For business to grow but also be secure, the business conversation must
bring in security professionals as early as possible. Doing so will allow
them to lay out a plan that allows the business to grow but also stay
secure, making sure that all of the proper countermeasures are in place so
that as the company’s footprint increases on premises or in the cloud, the
attack surface remains as small as possible.

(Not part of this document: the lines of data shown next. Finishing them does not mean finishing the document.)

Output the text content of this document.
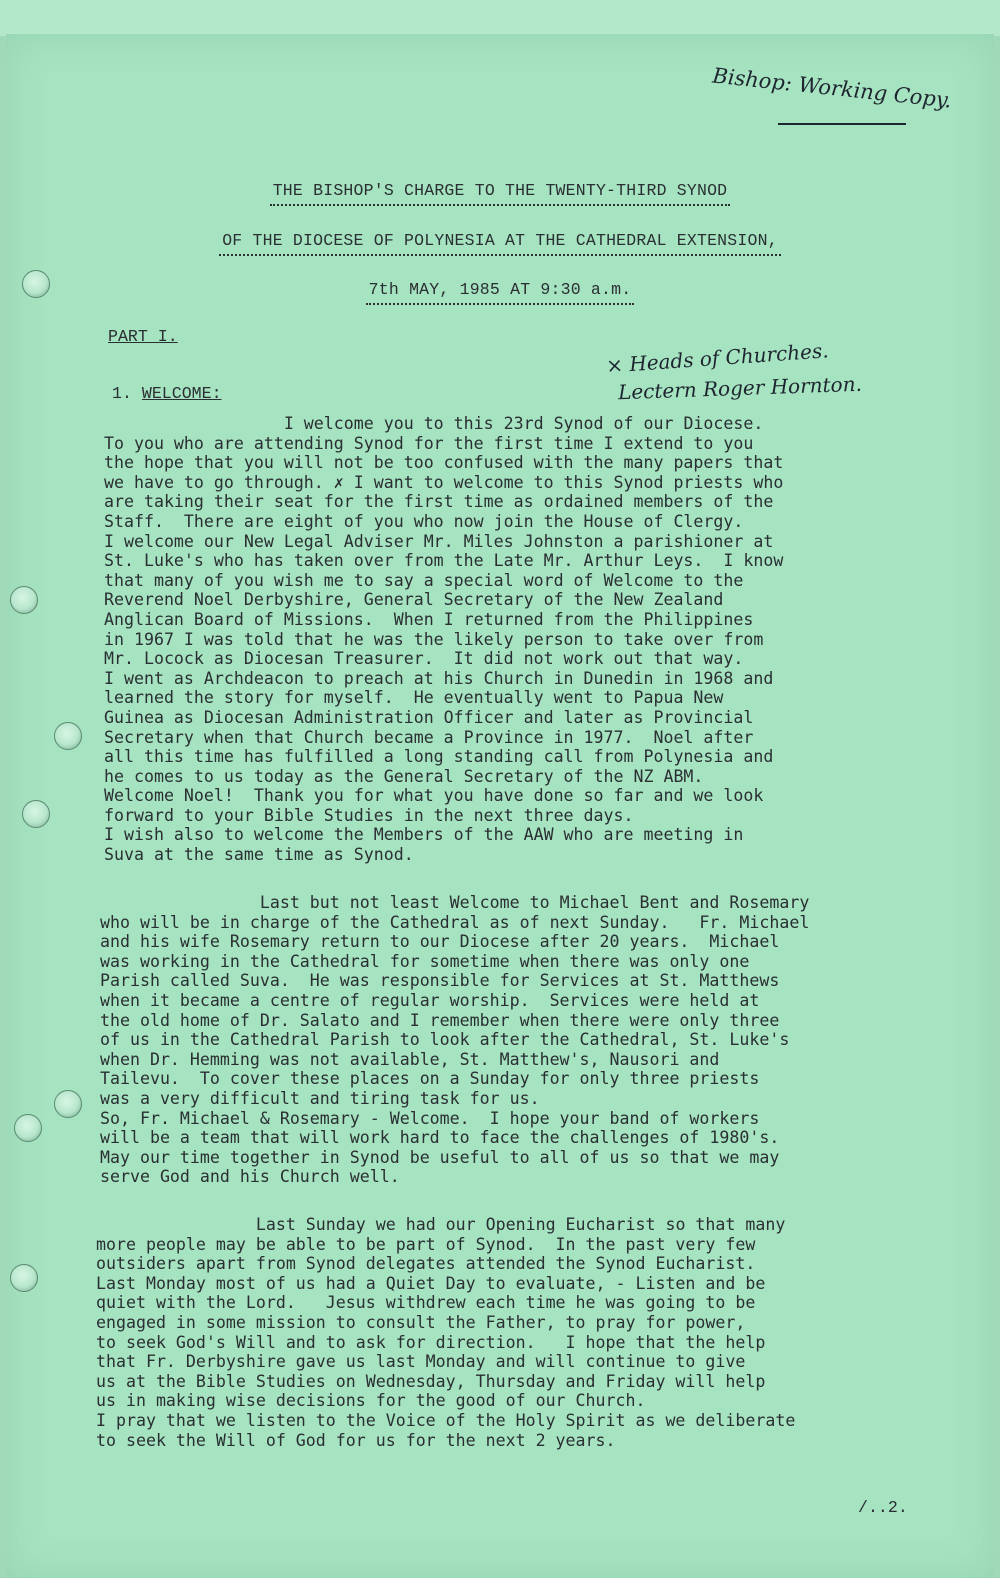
Bishop: Working Copy.
THE BISHOP'S CHARGE TO THE TWENTY-THIRD SYNOD
OF THE DIOCESE OF POLYNESIA AT THE CATHEDRAL EXTENSION,
7th MAY, 1985 AT 9:30 a.m.
PART I.
1. WELCOME:
× Heads of Churches.
Lectern Roger Hornton.
I welcome you to this 23rd Synod of our Diocese.
To you who are attending Synod for the first time I extend to you
the hope that you will not be too confused with the many papers that
we have to go through. ✗ I want to welcome to this Synod priests who
are taking their seat for the first time as ordained members of the
Staff.  There are eight of you who now join the House of Clergy.
I welcome our New Legal Adviser Mr. Miles Johnston a parishioner at
St. Luke's who has taken over from the Late Mr. Arthur Leys.  I know
that many of you wish me to say a special word of Welcome to the
Reverend Noel Derbyshire, General Secretary of the New Zealand
Anglican Board of Missions.  When I returned from the Philippines
in 1967 I was told that he was the likely person to take over from
Mr. Locock as Diocesan Treasurer.  It did not work out that way.
I went as Archdeacon to preach at his Church in Dunedin in 1968 and
learned the story for myself.  He eventually went to Papua New
Guinea as Diocesan Administration Officer and later as Provincial
Secretary when that Church became a Province in 1977.  Noel after
all this time has fulfilled a long standing call from Polynesia and
he comes to us today as the General Secretary of the NZ ABM.
Welcome Noel!  Thank you for what you have done so far and we look
forward to your Bible Studies in the next three days.
I wish also to welcome the Members of the AAW who are meeting in
Suva at the same time as Synod.
Last but not least Welcome to Michael Bent and Rosemary
who will be in charge of the Cathedral as of next Sunday.   Fr. Michael
and his wife Rosemary return to our Diocese after 20 years.  Michael
was working in the Cathedral for sometime when there was only one
Parish called Suva.  He was responsible for Services at St. Matthews
when it became a centre of regular worship.  Services were held at
the old home of Dr. Salato and I remember when there were only three
of us in the Cathedral Parish to look after the Cathedral, St. Luke's
when Dr. Hemming was not available, St. Matthew's, Nausori and
Tailevu.  To cover these places on a Sunday for only three priests
was a very difficult and tiring task for us.
So, Fr. Michael & Rosemary - Welcome.  I hope your band of workers
will be a team that will work hard to face the challenges of 1980's.
May our time together in Synod be useful to all of us so that we may
serve God and his Church well.
Last Sunday we had our Opening Eucharist so that many
more people may be able to be part of Synod.  In the past very few
outsiders apart from Synod delegates attended the Synod Eucharist.
Last Monday most of us had a Quiet Day to evaluate, - Listen and be
quiet with the Lord.   Jesus withdrew each time he was going to be
engaged in some mission to consult the Father, to pray for power,
to seek God's Will and to ask for direction.   I hope that the help
that Fr. Derbyshire gave us last Monday and will continue to give
us at the Bible Studies on Wednesday, Thursday and Friday will help
us in making wise decisions for the good of our Church.
I pray that we listen to the Voice of the Holy Spirit as we deliberate
to seek the Will of God for us for the next 2 years.
/..2.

Best practices for robust security today include minimizing privileges,
monitoring and controlling interactive access, and treating all network
traffic as untrustworthy. Organizations must adopt a “zero-trust model” and
actively inspect all network traffic to validate the authenticity of user
activity.

Organizations can follow these basic steps:

- Limit the scope and rights of network access.
- Shrink the attack surface with patching and configuration control.
- Divide the networks into segments and reduce single points of failure.
- Build resilience so teams and products can recover quickly from incidents.
- Consider using end-point detection and response (EDR), an emerging
technology. It’s a category of tools and solutions that focuses on
detecting, investigating and mitigating suspicious activities and issues on
hosts and end points.
- Consider using network behavior anomaly detection (NBAD)—the real-time
monitoring of a network for any unusual activity, trends or events.
- Monitor cloud, app and database behavior to identify anomalies that can
indicate threats and compromise.

Make Time for Training

The stoutest defense system is no match for a careless or uninformed
employee. Start training employees on day one so they start thinking about
cybersecurity best practices. Security should matter to everyone, from the
admin to the CEO. This approach will build resilience into products and
teams.

Essential security-hygiene training includes the following:

- Create strong passwords and password-management practices and solutions.
- Look for calls from outsiders trying to obtain your information (social
engineering).
- Use caution when clicking links online and in emails.
- Make sure your software is up to date.
- Always back up your data in case of a ransomware attack.
- Make sure your antivirus software is up to date.
- Keep sensitive data secure and off your laptops and mobile devices.
- Don’t leave your devices unattended.

Security for All

Cybersecurity has become such a serious issue that C-level executives and
board members can sometimes be held accountable for network breaches. Newly
formed companies build security into their environment from the beginning,
but established companies don’t have that luxury. Instead, they’ve had to
piece their security strategy together, possibly leaving gaps that
criminals will exploit. In either case, adhering to the best practices
listed above will help all organizations better defend their networks.